CVE-2025-27106
Published: 21 February 2025
Description
Adversaries may abuse Unix shell commands and scripts for execution.
Security Summary
CVE-2025-27106 is a command injection vulnerability in the binance-trading-bot, an automated Binance trading bot implementing trailing buy/sell strategies. The issue resides in the `/restore` endpoint, where the name of an uploaded file is passed unsanitized—beyond basic path normalization—to `shell.exec()`, enabling remote code execution (RCE) on the host system. This affects all versions prior to 0.0.100 of the binance-trading-bot.
Authenticated users with low privileges can exploit this vulnerability remotely over the network with no user interaction required. By crafting a malicious filename during file upload to the `/restore` endpoint, an attacker can inject arbitrary shell commands, achieving full RCE in the context of the host machine running the bot. The CVSS v3.1 base score of 8.8 (AV:N/AC:L/PR:L/UI:N/S:U/C:H/I:H/A:H) reflects high confidentiality, integrity, and availability impacts.

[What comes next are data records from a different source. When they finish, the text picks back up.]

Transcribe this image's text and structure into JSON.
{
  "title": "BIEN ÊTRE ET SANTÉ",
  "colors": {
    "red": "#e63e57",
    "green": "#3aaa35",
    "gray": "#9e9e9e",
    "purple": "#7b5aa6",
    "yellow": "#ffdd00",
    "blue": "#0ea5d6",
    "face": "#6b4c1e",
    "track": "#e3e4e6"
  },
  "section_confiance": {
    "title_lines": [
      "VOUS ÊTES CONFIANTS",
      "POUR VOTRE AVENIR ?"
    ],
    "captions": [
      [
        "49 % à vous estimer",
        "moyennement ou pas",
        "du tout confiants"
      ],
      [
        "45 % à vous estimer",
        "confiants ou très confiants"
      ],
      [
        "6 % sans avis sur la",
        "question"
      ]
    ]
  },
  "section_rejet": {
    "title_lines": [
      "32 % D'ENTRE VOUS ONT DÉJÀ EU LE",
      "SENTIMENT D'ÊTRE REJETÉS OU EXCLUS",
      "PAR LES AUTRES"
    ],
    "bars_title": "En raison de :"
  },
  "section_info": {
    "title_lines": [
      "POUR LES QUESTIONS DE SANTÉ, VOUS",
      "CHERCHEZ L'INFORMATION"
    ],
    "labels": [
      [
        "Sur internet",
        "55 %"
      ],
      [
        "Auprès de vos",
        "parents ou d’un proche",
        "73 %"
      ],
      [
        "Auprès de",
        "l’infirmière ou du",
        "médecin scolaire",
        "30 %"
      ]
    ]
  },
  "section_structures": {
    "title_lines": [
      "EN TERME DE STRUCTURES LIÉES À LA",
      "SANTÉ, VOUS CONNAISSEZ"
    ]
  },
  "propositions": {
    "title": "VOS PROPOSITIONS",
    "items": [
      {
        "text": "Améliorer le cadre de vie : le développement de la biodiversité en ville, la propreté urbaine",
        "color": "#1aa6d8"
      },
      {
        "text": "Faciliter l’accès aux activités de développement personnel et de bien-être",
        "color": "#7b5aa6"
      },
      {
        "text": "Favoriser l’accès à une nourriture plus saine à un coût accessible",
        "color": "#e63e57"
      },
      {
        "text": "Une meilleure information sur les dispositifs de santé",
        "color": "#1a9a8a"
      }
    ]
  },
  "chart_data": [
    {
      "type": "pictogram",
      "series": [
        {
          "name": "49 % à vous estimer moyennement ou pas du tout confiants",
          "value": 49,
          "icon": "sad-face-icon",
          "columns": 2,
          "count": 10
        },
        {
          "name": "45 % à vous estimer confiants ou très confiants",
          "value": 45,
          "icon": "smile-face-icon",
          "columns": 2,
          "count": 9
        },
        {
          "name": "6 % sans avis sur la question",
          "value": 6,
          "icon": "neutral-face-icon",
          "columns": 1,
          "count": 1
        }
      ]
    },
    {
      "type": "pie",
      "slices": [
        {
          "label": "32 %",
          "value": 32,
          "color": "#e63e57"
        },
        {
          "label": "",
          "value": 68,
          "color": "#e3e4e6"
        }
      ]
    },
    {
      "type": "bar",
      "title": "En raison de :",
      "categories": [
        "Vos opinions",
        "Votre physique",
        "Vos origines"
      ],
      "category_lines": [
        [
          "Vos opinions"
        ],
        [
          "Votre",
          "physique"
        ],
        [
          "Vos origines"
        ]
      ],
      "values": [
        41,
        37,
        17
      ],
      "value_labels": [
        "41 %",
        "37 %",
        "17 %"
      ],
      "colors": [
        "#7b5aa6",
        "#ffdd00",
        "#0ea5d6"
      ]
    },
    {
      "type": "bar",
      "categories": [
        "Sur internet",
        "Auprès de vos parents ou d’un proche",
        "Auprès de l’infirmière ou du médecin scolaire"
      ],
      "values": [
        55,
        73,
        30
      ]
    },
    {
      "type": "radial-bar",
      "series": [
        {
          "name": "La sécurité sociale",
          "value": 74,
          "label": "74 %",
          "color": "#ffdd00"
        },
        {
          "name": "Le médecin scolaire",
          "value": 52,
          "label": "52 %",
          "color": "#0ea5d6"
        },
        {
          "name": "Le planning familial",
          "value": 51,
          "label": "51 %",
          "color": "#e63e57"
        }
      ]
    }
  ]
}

The GitHub security advisory (GHSA-wq6j-4388-4gg5) and associated commit confirm the fix in version 0.0.100, urging all users to upgrade immediately. No workarounds are available, and the vulnerable code is visible in the original `restore-post.js` handler at line 14.
Details
- CWE(s)
MITRE ATT&CK Enterprise Techniques
Why these techniques?
Command injection via unsanitized filename in web /restore endpoint to shell.exec() enables RCE on public-facing app (T1190) and arbitrary Unix shell command execution (T1059.004).